Пока Монке просчитывал шансы на успех, Краузе уже находился на станции «Фридрихштрассе». Туда он прибыл еще в семь часов вечера вместе с двумя гестаповцами: Росснером и Шергом. До пяти часов они находились в подвале дома на Германгерингштрассе. Около пяти часов к ним явился связной от Бормана и сообщил: «План таков: выдвижение групп в сторону Фридрихштрассе на Веддинг по тоннелям метро настолько, насколько возможно. Первая группа выходит в 21 час».
Краузе молча выслушал связного, кивнул ему, и тот поспешно покинул подвал.

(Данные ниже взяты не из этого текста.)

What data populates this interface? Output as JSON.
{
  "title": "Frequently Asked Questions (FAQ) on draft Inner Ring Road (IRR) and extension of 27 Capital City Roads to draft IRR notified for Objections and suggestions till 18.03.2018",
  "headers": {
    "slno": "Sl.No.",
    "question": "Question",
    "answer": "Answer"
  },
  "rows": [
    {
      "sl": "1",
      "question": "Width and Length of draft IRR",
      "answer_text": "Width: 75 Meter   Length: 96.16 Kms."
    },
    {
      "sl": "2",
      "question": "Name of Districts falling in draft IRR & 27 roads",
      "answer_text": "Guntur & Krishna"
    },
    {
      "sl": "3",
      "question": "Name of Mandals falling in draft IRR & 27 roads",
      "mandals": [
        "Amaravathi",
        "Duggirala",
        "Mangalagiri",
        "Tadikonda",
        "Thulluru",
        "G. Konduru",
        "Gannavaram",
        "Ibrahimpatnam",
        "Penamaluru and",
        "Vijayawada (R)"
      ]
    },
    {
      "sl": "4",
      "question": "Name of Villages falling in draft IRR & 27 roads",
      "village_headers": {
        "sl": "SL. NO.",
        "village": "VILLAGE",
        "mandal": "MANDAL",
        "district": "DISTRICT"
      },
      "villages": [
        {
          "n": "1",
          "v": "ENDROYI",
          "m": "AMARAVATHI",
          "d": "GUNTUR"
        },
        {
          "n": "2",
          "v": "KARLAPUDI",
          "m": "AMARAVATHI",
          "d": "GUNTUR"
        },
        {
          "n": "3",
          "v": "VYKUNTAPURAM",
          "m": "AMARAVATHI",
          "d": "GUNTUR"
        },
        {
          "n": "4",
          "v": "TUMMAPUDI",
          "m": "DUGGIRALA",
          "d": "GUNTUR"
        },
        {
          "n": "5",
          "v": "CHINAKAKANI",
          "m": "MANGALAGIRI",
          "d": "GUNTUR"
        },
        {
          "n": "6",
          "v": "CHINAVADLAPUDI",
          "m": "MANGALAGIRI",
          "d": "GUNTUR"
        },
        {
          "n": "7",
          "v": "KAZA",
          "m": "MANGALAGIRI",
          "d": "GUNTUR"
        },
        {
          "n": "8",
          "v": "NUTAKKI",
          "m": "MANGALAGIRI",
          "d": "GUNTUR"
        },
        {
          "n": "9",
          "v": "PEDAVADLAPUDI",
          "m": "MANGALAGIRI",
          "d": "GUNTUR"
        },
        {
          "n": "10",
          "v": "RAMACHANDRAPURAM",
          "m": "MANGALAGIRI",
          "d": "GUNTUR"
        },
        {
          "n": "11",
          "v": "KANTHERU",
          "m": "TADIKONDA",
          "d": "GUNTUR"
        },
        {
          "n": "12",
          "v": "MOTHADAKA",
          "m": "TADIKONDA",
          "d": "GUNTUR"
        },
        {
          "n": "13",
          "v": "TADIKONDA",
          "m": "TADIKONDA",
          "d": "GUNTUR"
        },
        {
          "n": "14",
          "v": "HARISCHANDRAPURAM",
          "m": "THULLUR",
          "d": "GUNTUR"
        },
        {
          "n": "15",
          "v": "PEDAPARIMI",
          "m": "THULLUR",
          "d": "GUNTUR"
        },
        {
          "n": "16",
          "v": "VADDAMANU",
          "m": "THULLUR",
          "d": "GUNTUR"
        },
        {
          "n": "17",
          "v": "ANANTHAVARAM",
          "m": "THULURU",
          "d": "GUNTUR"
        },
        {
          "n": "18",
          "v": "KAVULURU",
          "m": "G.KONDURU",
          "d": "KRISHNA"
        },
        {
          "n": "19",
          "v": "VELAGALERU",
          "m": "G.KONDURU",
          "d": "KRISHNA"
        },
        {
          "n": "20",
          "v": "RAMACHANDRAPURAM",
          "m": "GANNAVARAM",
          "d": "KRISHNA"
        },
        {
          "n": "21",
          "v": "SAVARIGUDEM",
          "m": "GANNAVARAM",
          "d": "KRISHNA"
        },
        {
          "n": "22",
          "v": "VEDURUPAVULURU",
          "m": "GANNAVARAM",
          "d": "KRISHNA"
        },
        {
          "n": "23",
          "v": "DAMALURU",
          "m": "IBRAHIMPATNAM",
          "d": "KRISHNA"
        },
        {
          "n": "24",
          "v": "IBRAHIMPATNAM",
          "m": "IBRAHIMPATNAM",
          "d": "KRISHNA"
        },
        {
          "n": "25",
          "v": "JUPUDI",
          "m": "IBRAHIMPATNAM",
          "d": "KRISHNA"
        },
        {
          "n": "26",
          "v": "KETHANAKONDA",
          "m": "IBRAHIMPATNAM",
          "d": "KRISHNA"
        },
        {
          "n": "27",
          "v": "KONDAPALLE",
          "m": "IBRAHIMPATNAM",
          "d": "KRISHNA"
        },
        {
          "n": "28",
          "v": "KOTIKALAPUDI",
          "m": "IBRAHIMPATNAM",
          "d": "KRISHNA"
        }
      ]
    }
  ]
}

— Господа, нам пора! — обратился он к гестаповцам. Те раскрыли приготовленные чемоданчики и молча принялись переодеваться в униформу рабочих метро. Когда они выбрались во двор, то внезапно наткнулись на группу эсэсовцев под предводительством юного СС-унтерштурмфюрера.
— Стоять! — крикнул юнец, размахивая пистолетом.
— Мы рабочие метро, господин офицер! — миролюбиво сообщил Краузе. — Нам приказано срочно прибыть на станцию «Фридрихштрассе», там что-то случилось с тоннельными воротами.
— Вот как? — ухмыльнулся юнец, обдавая Краузе коньячным перегаром. — А у нас тоже приказ: вешать дезертиров. Я их сегодня уже немало перевешал и вот что я вам скажу: сдается мне, что вы — наши клиенты. Как вон тот!
И унтерштурмфюрер показал на лежавшего во дворе мужчину в солдатских штанах и штатском пиджаке. На груди у него лежала картонка с надписью: «Я предал фюрера».
— Жаль, веревки закончились, — посетовал унтерштурмфюрер.
— Нет, господин офицер, — настаивал на своем Краузе. — Мы рабочие и…
— А в чемоданах что? — спросил недоверчивый унтерштурмфюрер.
— Инструмент, завтрак и спецовки, — невозмутимо ответил Краузе.
— Давайте сюда чемоданы, — приказал унтерштурмфюрер, и сопровождавшие его пятеро таких же юных эсэсовцев навели на Краузе и его людей стволы автоматов. Краузе покорно положил чемодан на землю и отступил назад.
— А вам нужно отдельное приглашение? — осведомился охотник за дезертирами у Росснера и Шерга. Те тоже положили чемоданы на землю. И вдруг раздались выстрелы. Краузе даже не понял вначале, что это стреляют гестаповцы из неожиданно появившихся в их руках пистолетов. За несколько секунд все было кончено: эсэсовцы, так и не успев сделать ни одного выстрела, валялись на засыпанной битым кирпичом земле. Двое еще были живы, и Росснер добил их выстрелами из пистолета.